If you were to ask anybody my age how they connected with their fathers when they were just becoming children, a hearty number of them would most likely point to sports.
And notwithstanding my fathers attempt to siphon golf into me, the movies and music shown to me by him continue to stuff my brain with inspiration and love, among other things.
Among the, at the time, unparsable web of cinematic daredevils ranging from Stanley Kubrick to Paul Thomas Anderson, one name consistently spoken by my father was Quentin Tarantino. Even seven- year-old me could comprehend, even if only loosely, Tarantino’s cinematic tenure.
Once I convinced my father to let me experience even the most vulgar bends of his discography, Tarantino’s movies chiseled their own nook in my brain. My idea of the functioning film industry and my perception of its success was now contingent on his every whim. I was hooked.
Tarantino’s latest outing, titled Once Upon a Time… In Hollywood was released on July 26, triumphantly. I have seen it in theaters twice.
On the basis of openings, Tarantino places the setting of the film on a pedestal from the moment the company cards end. A small snippet from early 60s television softly nudges the fourth wall as it introduces both Rick Dalton (Leonardo DiCaprio) and Cliff Booth (Brad Pitt) as stars of ‘Bounty Law’.
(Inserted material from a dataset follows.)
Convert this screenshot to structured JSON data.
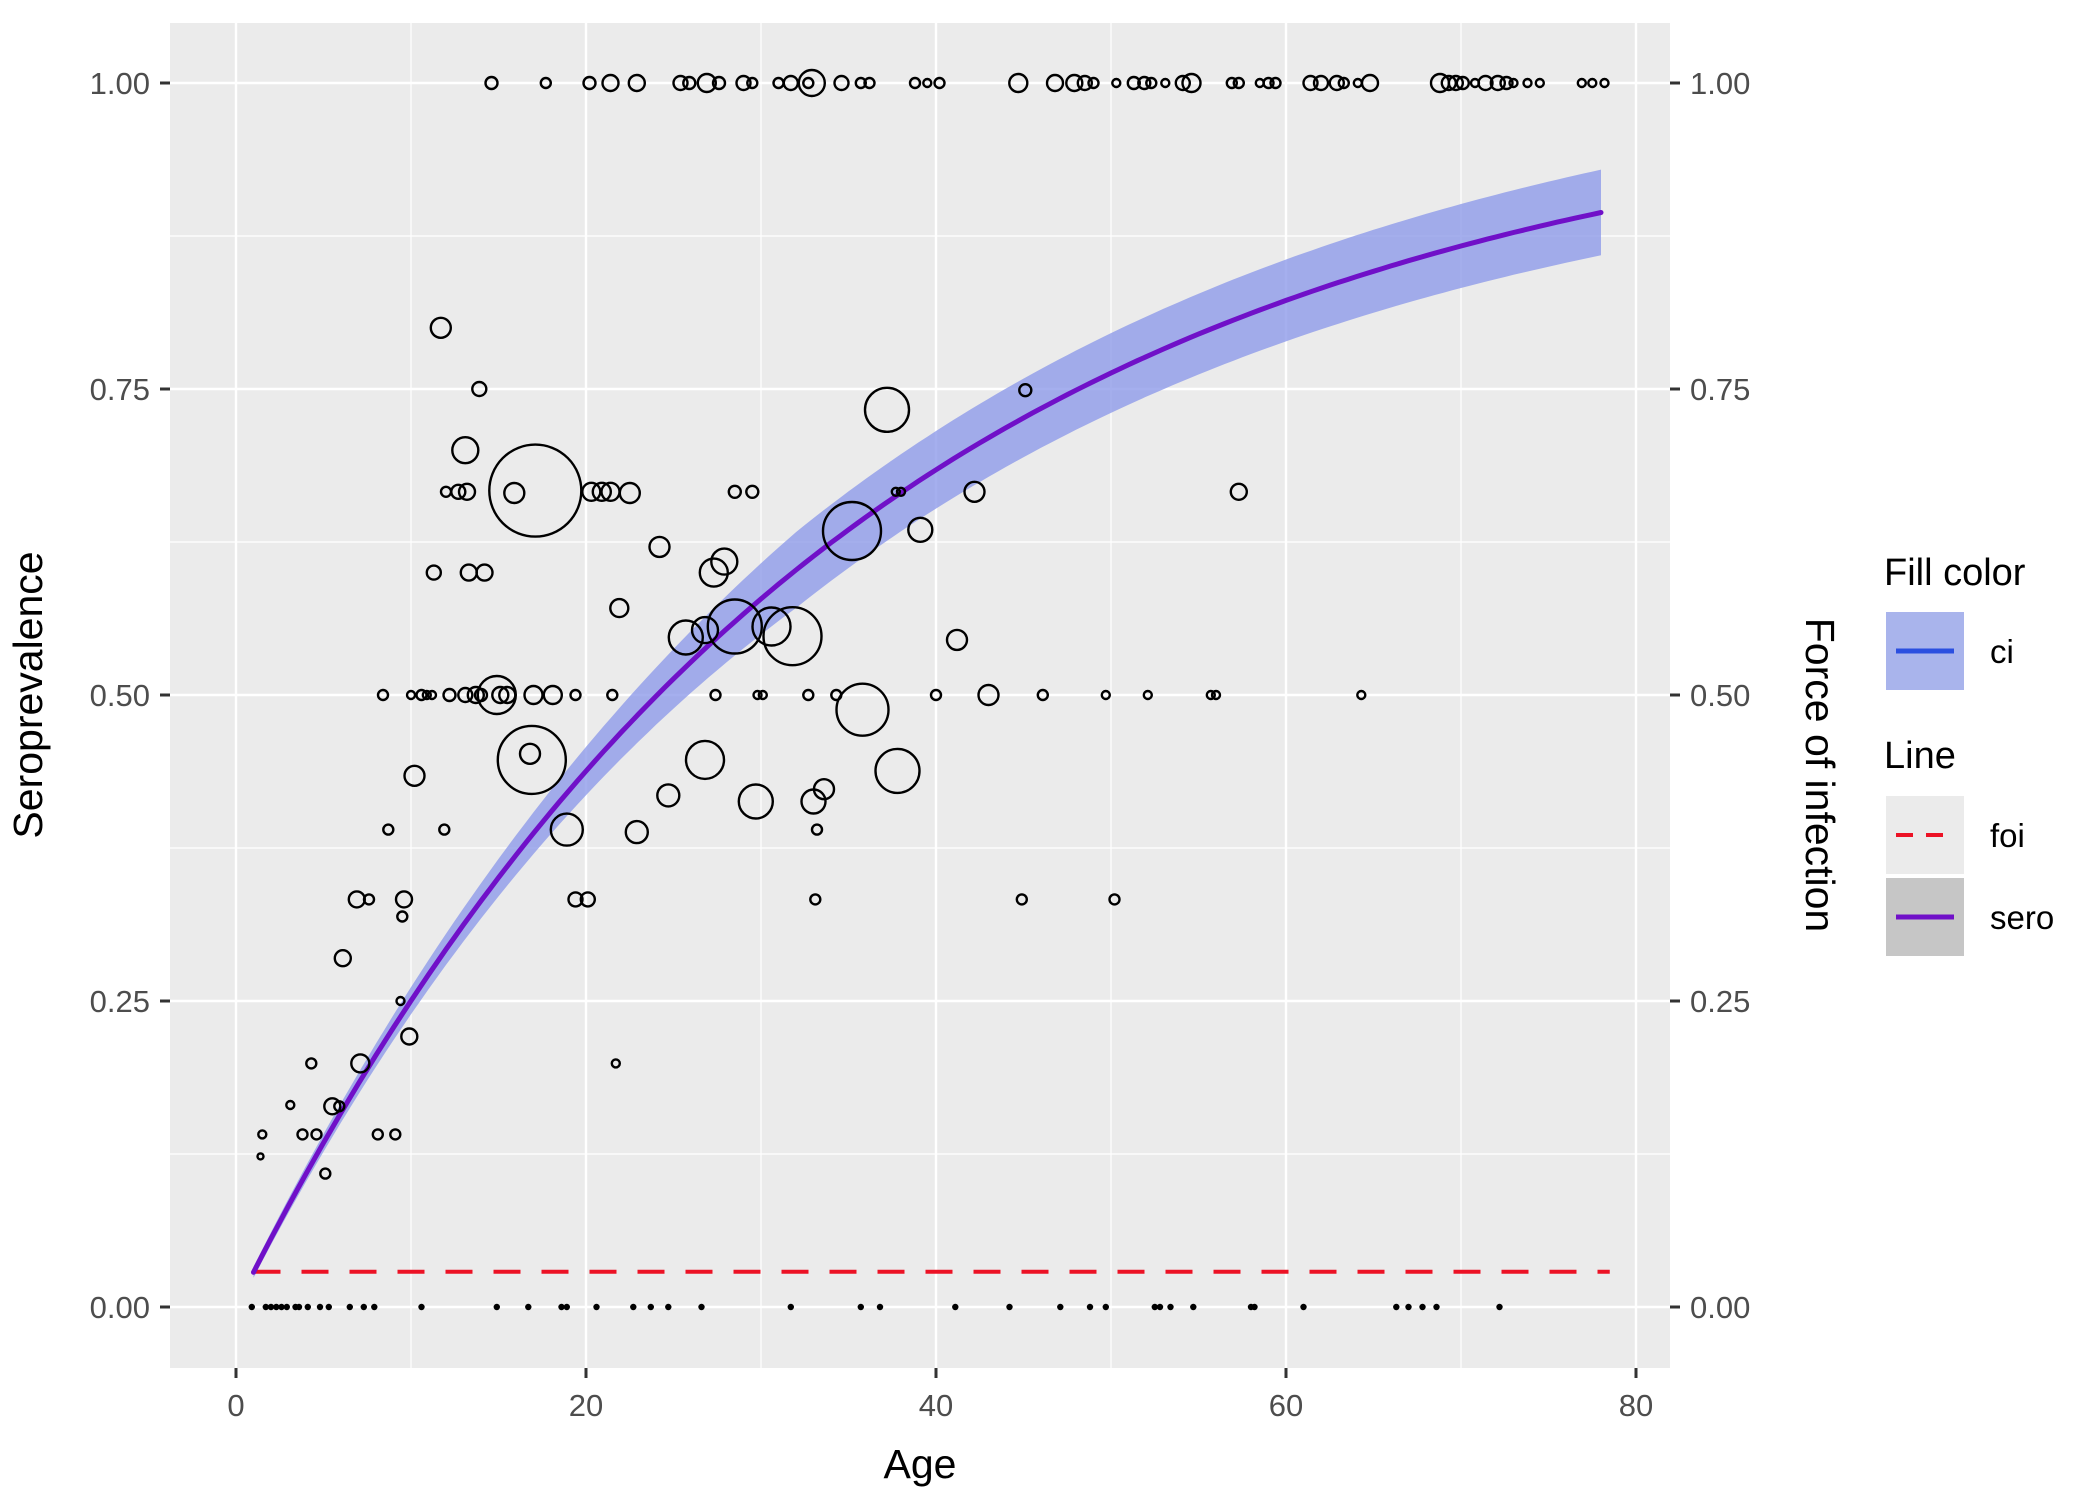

The parallels drawn between DiCaprio and Pitt and Burt Reynolds and Hal Needham begin here, though are a spry motif as the film progresses. It is here, the first of three time shifts, that the meat of the movie is contextualized, and it is done so masterfully.
The film’s subsequent foyer into Los Angeles in early 1969 kicks off the closest thing I’ve seen to a ‘setting-study’ perhaps in my entire cinematic viewership.
Atop this sanguine backsplash lays a tale hashing topics as ubiquitous as the loss of the fastball and as esoteric as a blind man watching TV, party habits of Tate and Polanski and the Manson Murders. Most filmmakers approach cinema like one would approach a kitchen. Tarantino treats this movie like a sandbox.
The characters of Rick Dalton and Cliff Booth are colored as dual and reminiscent of yin as well as yang, especially following the pairs meeting with big time cigar aficionado and agent Marvin Shwartz, played by Al Pacino. It is here that Dalton’s nearly catatonic insecurity and Booth’s brawn are revealed to the audience.
Booth’s drive back to his shack following the pairs discovery of their advantageous proximity to the Polanski residence is painted on the screen with Tarantino brand bravado.
Dozens of perfectly maintained vintage cars populate tracking shots along the neon Los Angeles night, and floodlights recreate the ancient Interstate 405.
The line between nuanced and self indulgent has become a tightrope, and Tarantino usually walks it like a champ.
The language of the movie, especially in reference to the omniscience of the camera, shapes the movie into a mural. Unlike the media rez of Pulp Fiction, “Once Upon a Time” operates on a linear timeline, while still throwing the films guiding perspective around the ensemble cast like a hot potato.